Available data suggest that the incidence of grade 1-2 CRS is similar between single-target CAR-T cell and dual-target CAR-T cell therapy. Among the available reported studies, grade 3-4 CRS was not reported in two of nine clinical trials (22.2%) of single-target CAR-T cell therapy, while grade 3-4 CRS was not reported in three of eight clinical trials (37.5%) of dual-target CAR-T cells. In addition, grade 3-4 CRS was not reported in 42.9% (3/7) of single-target CAR-T cell clinical trials neurotoxicity (NT), while 50% (4/8) of dual-target CAR-T cells did not report grade 3-4 NT.

A simple comparison shows that dual-target CAR-T cell therapy did not produce more severe CRS and NT, but rather lower, compared with single-target CAR-T cell therapy. Considering the sample size, the different clinical indications and the management of CRS and NT in the early phase of CAR-T cell therapy, it seems that more studies are needed to confirm this conclusion.

Summary

Although CAR-T cell therapy has achieved excellent results in hematologic malignancies, the problem of relapse remains critical. To overcome the tumor immune evasion of CAR-T cell therapy, multi-target CAR-T cell therapy has become a hot topic of current research. The efficacy of dual-target CAR-T cell therapy has been demonstrated in some clinical trials, and the safety seems to be superior to that of single-target CAR-T cells, with a lower incidence of both severe CRS and NT.

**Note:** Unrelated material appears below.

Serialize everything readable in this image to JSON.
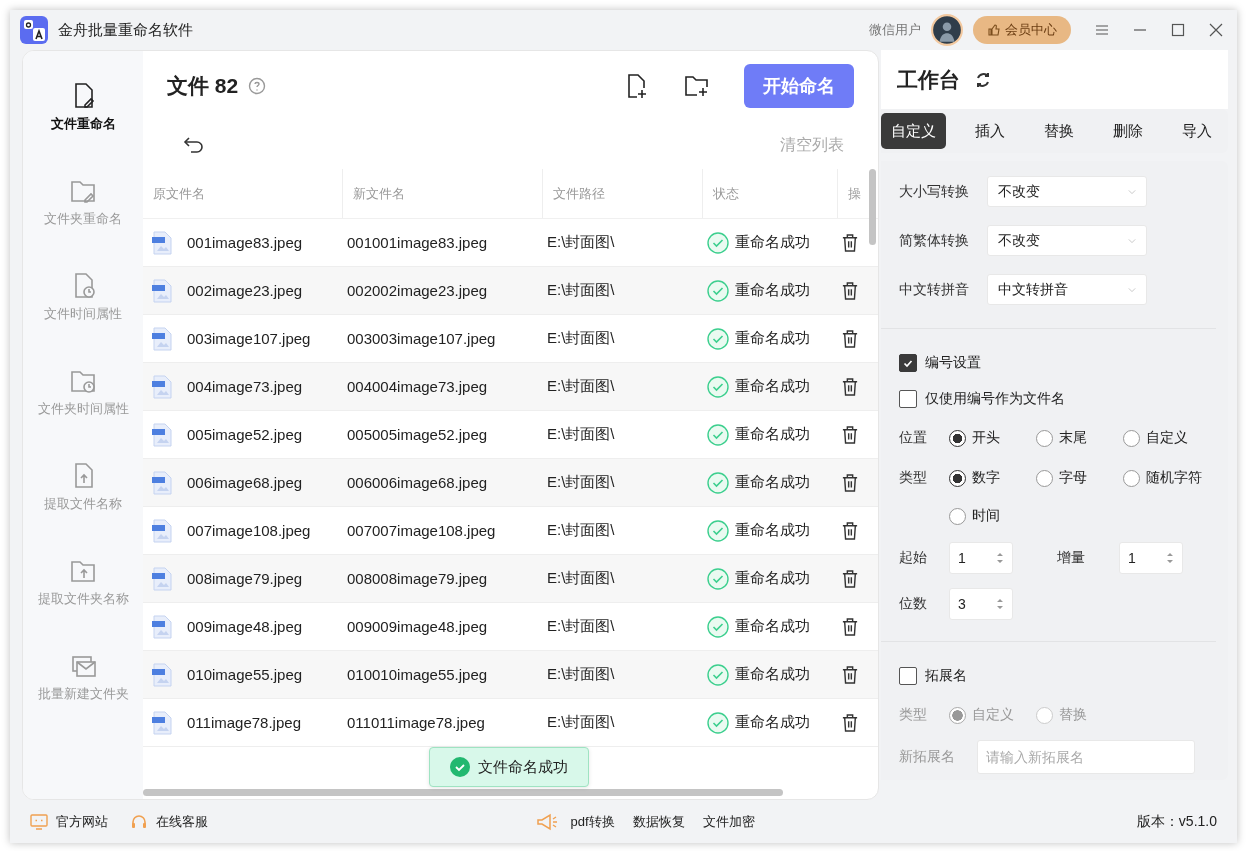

However, further optimization of CAR target selection and CAR structure is still needed to achieve 1+1>2 in dual-target CAR-T cell therapy. In conclusion, dual-target CAR-T cell therapy is still at an early stage of development and needs to be supported by more preclinical and clinical trial data, and it is believed that it will play a unique and critical role in tumor immunotherapy in the future.

Reference

1. Xie, Bailu, et al. “Current status and perspectives of dual-targeting chimeric antigen receptor T-cell therapy for the treatment of hematological malignancies.” Cancers 14.13 (2022): 3230.